Gaspard Bromzières à Camille de Riveblême
Mon cher Camille,
Un monstre qui donne à penser ? Lesquelles pensées filent entre les abîmes de l’univers et s’achèvent dans un projet de soupe au potiron ? Souvenez-vous des théories du vieux Pilonor à l’école des Chartes : tout est lié, et du potiron à l’éther, de la soupe à l’esprit, il n’y a parfois qu’un saut de puce. Le vide qui nous gorge et sépare les atomes est le même que celui qui fait les déserts stellaires, et le lien mystérieux qui tient tout cela ensemble (car le vide fait un vilain mortier) ne fait point de différence entre l’âme et le potiron. Tout est matière, disait Pilonor, de la matière à l’esprit : que l’esprit soit encore de la matière, c’est ce que claironnent les matérialistes, qui prennent leur certitude pour trompette. Que la matière soit aussi esprit, voilà qui en revanche est tout à fait vertigineux. Mais je m’égare : le potage me va tout à fait, quand il s’agit de lier ensemble les mystères de l’univers, et je connais un estaminet de Chibognac-Les-Alleux où on en prépare un capable de réconcilier avec le cosmos, les hommes, et même le potiron.

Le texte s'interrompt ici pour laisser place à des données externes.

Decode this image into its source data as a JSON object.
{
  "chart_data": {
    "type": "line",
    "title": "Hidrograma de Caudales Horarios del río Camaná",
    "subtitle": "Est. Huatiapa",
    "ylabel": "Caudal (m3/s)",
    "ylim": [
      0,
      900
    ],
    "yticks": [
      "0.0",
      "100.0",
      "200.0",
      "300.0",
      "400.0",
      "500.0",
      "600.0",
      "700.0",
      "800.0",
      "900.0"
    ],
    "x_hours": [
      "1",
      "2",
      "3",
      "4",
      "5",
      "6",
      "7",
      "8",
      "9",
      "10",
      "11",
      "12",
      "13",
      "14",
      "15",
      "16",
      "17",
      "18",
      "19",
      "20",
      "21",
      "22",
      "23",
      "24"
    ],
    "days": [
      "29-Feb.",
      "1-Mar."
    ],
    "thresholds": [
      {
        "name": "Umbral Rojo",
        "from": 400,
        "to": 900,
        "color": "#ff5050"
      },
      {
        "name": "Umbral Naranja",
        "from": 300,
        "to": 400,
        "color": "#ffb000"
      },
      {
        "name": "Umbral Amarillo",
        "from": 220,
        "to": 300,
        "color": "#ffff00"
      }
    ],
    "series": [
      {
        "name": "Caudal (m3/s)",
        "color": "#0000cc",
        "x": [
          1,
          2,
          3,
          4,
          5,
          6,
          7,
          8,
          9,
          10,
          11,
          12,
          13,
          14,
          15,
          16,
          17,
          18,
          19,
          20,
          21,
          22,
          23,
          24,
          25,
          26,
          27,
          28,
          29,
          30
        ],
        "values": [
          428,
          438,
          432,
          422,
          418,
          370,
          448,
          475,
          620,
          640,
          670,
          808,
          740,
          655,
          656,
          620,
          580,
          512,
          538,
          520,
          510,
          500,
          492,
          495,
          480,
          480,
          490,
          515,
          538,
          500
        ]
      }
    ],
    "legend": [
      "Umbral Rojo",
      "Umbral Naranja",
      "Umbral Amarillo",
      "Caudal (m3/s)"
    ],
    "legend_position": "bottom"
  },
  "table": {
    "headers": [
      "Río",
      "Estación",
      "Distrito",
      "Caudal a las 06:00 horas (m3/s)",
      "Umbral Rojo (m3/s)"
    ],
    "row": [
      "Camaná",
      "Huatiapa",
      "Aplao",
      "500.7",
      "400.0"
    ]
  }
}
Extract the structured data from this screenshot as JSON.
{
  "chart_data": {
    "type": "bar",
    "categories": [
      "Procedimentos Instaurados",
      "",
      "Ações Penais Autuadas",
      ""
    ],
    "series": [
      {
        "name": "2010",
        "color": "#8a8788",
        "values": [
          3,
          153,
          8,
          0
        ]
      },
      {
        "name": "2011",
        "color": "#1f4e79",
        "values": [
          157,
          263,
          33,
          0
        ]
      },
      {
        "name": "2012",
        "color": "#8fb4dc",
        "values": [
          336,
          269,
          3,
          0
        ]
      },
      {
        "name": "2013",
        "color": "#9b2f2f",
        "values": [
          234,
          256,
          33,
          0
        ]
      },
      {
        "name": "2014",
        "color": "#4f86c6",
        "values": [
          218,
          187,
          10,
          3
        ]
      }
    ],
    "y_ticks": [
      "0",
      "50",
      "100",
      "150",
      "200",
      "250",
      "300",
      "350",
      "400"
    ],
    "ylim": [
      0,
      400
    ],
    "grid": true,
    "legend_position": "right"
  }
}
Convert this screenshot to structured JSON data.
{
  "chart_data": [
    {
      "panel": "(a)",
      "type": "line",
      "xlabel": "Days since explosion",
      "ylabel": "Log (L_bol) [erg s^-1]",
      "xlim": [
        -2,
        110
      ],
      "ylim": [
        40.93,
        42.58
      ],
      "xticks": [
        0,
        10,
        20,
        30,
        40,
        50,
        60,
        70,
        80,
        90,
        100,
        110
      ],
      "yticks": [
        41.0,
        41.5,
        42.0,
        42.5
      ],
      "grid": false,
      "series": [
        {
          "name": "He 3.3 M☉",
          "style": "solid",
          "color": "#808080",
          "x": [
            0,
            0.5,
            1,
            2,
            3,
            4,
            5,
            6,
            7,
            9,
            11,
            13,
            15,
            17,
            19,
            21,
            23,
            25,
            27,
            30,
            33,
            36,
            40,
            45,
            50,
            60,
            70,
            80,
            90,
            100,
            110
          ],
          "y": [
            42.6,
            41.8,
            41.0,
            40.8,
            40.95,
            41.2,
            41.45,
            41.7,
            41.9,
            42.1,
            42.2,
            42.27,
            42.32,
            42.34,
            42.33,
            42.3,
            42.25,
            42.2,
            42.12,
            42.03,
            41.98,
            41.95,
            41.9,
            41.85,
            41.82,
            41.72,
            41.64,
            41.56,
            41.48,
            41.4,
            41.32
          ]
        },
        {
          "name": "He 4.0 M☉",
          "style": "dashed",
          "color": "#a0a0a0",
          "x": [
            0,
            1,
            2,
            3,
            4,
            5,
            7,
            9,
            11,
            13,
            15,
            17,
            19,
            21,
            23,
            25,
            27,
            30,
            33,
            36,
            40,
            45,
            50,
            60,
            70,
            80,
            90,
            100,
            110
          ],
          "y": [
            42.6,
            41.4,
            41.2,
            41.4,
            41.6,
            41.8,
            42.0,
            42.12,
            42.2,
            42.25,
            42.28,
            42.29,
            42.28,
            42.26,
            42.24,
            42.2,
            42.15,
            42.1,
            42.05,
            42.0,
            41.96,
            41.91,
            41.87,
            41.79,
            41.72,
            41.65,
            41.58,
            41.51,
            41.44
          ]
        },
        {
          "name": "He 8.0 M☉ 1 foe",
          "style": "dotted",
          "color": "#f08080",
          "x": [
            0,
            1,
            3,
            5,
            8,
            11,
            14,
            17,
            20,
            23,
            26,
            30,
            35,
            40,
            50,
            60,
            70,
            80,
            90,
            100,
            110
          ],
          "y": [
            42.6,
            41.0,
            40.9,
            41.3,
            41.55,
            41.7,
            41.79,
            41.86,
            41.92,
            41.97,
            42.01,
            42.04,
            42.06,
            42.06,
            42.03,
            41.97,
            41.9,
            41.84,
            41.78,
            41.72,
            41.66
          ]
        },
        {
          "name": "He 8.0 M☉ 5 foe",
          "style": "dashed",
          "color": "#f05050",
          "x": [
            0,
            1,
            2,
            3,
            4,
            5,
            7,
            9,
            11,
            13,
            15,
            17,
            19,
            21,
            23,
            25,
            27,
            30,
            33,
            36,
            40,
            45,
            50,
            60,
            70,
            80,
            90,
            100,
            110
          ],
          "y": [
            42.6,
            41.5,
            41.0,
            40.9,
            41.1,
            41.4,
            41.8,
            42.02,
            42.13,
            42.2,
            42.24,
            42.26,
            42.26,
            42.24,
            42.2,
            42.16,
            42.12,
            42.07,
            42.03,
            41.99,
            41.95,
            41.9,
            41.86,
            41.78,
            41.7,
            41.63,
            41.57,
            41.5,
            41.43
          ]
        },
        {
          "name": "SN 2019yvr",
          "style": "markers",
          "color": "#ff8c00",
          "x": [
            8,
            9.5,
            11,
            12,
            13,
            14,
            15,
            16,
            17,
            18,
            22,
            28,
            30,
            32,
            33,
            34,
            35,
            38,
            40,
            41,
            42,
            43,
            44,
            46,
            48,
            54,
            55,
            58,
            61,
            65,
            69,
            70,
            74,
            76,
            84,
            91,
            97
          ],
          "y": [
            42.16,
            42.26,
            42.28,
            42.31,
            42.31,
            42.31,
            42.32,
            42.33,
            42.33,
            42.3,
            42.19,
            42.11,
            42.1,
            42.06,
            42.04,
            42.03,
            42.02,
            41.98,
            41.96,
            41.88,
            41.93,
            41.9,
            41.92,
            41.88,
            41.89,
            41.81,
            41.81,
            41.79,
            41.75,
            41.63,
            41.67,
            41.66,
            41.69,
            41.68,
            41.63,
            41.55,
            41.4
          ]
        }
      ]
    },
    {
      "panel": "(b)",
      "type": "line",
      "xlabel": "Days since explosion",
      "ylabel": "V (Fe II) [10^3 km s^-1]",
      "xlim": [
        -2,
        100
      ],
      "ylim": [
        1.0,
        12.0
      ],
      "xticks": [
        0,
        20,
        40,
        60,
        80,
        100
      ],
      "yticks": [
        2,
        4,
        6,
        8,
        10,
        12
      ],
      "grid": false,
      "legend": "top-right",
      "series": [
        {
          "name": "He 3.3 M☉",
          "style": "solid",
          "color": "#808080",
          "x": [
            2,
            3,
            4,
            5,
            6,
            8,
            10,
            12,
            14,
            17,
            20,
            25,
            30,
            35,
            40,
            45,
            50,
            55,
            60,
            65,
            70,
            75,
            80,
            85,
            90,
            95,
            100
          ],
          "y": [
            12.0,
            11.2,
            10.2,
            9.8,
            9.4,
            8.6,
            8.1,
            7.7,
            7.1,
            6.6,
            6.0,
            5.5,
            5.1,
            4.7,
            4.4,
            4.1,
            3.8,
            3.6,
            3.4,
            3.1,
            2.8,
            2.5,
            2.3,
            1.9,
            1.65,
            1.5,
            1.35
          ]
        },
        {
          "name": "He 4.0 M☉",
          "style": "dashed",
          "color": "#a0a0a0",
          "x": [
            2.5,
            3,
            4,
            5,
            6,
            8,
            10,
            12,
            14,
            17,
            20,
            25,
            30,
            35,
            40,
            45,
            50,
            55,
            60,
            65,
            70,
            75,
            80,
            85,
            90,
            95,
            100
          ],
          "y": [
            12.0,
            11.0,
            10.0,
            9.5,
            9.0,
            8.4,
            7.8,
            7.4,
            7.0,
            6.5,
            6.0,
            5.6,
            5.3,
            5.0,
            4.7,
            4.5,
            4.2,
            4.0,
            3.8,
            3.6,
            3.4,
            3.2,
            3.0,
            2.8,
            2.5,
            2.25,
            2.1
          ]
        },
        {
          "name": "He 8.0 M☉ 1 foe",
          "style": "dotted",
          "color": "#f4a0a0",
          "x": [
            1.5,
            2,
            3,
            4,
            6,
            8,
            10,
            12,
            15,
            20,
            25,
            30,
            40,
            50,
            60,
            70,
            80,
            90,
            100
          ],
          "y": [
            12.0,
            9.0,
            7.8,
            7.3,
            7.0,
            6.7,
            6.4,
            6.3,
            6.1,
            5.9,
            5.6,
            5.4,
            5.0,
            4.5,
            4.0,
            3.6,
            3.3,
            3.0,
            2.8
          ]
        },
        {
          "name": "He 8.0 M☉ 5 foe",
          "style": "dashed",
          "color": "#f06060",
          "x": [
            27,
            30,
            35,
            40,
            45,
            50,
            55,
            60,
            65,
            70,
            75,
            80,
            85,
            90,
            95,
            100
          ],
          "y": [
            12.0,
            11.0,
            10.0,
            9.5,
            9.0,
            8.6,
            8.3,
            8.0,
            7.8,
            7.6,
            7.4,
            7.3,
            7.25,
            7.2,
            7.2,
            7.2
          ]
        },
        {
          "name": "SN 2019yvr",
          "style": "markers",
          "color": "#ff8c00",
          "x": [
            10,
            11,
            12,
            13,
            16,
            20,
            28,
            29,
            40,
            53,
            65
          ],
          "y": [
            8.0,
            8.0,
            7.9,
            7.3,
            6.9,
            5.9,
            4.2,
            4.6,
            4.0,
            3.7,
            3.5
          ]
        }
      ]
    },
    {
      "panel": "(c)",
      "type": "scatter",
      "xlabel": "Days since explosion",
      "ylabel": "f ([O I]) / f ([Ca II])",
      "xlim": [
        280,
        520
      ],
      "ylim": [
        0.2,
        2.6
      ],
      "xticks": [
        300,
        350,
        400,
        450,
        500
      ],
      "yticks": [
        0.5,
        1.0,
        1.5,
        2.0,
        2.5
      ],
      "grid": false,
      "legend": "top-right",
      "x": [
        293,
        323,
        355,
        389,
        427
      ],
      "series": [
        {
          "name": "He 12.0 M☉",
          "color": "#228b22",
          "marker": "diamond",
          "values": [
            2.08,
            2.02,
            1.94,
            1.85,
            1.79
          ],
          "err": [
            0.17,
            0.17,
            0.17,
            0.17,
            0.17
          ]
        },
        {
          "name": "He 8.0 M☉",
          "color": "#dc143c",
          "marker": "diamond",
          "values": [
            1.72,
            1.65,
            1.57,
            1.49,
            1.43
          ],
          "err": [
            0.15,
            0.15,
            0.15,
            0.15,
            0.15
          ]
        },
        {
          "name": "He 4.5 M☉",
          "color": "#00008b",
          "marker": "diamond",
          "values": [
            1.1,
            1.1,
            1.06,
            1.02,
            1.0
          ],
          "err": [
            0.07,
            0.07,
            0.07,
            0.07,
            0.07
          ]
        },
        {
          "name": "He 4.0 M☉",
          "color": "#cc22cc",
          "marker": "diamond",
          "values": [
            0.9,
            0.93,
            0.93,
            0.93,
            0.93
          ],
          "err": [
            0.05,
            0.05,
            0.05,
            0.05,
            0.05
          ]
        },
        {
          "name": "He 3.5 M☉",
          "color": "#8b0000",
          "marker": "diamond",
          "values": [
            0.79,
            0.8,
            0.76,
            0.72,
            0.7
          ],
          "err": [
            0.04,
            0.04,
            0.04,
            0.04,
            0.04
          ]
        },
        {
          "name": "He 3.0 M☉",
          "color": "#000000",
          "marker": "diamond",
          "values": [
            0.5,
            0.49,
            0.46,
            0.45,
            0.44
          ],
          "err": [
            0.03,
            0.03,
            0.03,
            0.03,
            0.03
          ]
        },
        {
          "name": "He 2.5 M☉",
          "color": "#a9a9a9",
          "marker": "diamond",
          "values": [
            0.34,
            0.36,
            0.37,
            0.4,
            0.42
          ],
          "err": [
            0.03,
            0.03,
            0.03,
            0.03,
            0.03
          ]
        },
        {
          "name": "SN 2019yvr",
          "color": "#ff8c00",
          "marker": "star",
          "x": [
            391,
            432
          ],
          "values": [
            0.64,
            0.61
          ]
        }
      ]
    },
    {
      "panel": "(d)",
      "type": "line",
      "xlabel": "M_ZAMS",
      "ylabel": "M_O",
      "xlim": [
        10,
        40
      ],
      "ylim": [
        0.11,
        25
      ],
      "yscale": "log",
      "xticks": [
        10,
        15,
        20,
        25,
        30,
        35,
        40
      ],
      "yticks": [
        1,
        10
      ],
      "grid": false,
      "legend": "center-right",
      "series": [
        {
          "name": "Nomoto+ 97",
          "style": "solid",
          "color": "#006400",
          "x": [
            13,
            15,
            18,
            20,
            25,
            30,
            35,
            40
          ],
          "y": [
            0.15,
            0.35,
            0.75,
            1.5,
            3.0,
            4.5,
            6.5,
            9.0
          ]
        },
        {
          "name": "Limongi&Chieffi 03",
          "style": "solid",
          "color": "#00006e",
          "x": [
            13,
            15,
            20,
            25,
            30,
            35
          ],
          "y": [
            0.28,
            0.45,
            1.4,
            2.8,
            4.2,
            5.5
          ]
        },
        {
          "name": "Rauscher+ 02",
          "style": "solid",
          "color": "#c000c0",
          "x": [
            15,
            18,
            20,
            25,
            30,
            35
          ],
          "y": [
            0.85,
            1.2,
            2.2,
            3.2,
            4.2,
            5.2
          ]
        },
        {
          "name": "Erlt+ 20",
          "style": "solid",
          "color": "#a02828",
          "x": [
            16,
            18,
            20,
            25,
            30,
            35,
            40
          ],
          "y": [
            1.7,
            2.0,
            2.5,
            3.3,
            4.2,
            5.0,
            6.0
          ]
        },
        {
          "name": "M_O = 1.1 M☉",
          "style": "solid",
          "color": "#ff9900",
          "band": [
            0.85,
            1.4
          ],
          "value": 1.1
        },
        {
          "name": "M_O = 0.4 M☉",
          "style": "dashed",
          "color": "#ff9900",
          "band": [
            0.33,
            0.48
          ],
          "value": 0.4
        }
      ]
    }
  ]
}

Pour ma part, je vous avais abandonné en plein cyclope. Car comment nommer autrement cet être qui m’ouvrit la porte ? Un œil, Camille, un globe oculaire pour toute tête. Des bras, des jambes, un torse (à ce propos, il portait un costume de marin), mais point de menton, ni de bouche, ni rien de ces colifichets qu’on appelle le nez, les joues, les pommettes ou le front, et qui font tout le visage. Non, un gros œil absurde, d’autant plus, et je tremble encore à ce souvenir Camille, que cet œil n’avait pas de paupières.
Peut-être ai-je trop voulu vous hameçonner en parlant de conversation. Nous restâmes simplement l’œil dans l’œil, communiquant muettement, et vous me croirez si vous le voulez : cet échange fut plus complexe qu’il n’y paraît. Mais cela, je ne le compris que bien plus tard, et j’y reviendrai.
Oui, vous m’avez bien lu : l’homme écarquillait à perpétuité. Comment dormait-il ? Comment pouvait-il vivre sans seulement cligner de temps à autre, activité mécanique, mais sans laquelle nous serions des créatures de pur larmoiement, passant notre vie dans les collyres et les bains optiques ? J’aurais bien voulu lui poser la question, mais j’avais trop peur, et surtout, je le répète, il n’avait pas de bouche. A fortiori point d’oreille pour entendre une question. Nous restâmes tous deux face à face, si j’ose dire, sans rien avoir à se dire. J’aurais pourtant voulu savoir pourquoi, dans ces îles recomposées, se trouvait un couloir de clairière aboutissant à une porte sans logique. Mais la question ne fut pas posée, d’autant que, sans un seul geste, mais d’un simple miroitement de la pupille, il sembla m’inviter à entrer. Ce que j’acceptai sans mot dire, franchissant le seuil.
Savez-vous ce qu’il y avait à l’intérieur ? Non Camille, je ne vais pas vous faire le coup d’interrompre ici la lettre : je vais vous le dire, et peut-être serez-vous déçu. Car la porte n’ouvrait sur aucun horizon, si ce n’est celui d’un déplorable réduit, un appartement tout au plus, aux murs peints de fausses perspectives, sur lesquels un peintre fort médiocre avait barbouillé à l’arrière-plan une sorte d’océan, au premier plan des arbres sommaires. Le tapis couleur sable qui couvrait le sol ne parvenait pas dissimuler l’affreux parquet qu’il devait faire oublier. Au fond de ce corridor, l’être à un œil vivait dans une impasse d’un kitsch absolu.
Aussitôt pris d’un étrange sentiment de malaise, je pris congé de lui :
– Pardonnez-moi, cher monsieur, de vous avoir dérangé.
Il opina de l’œil, et moi du chef. Voilà à quoi se borna notre échange. Puis je rebroussai chemin. Mais c’est alors, Camille, qu’une chose tout à fait fâcheuse se produisit, laquelle fera l’objet de ma prochaine lettre.
J’ai grand hâte que vous me fassiez part de la suite de vos aventures. Prenez garde aux monstres dont la mer est farcie.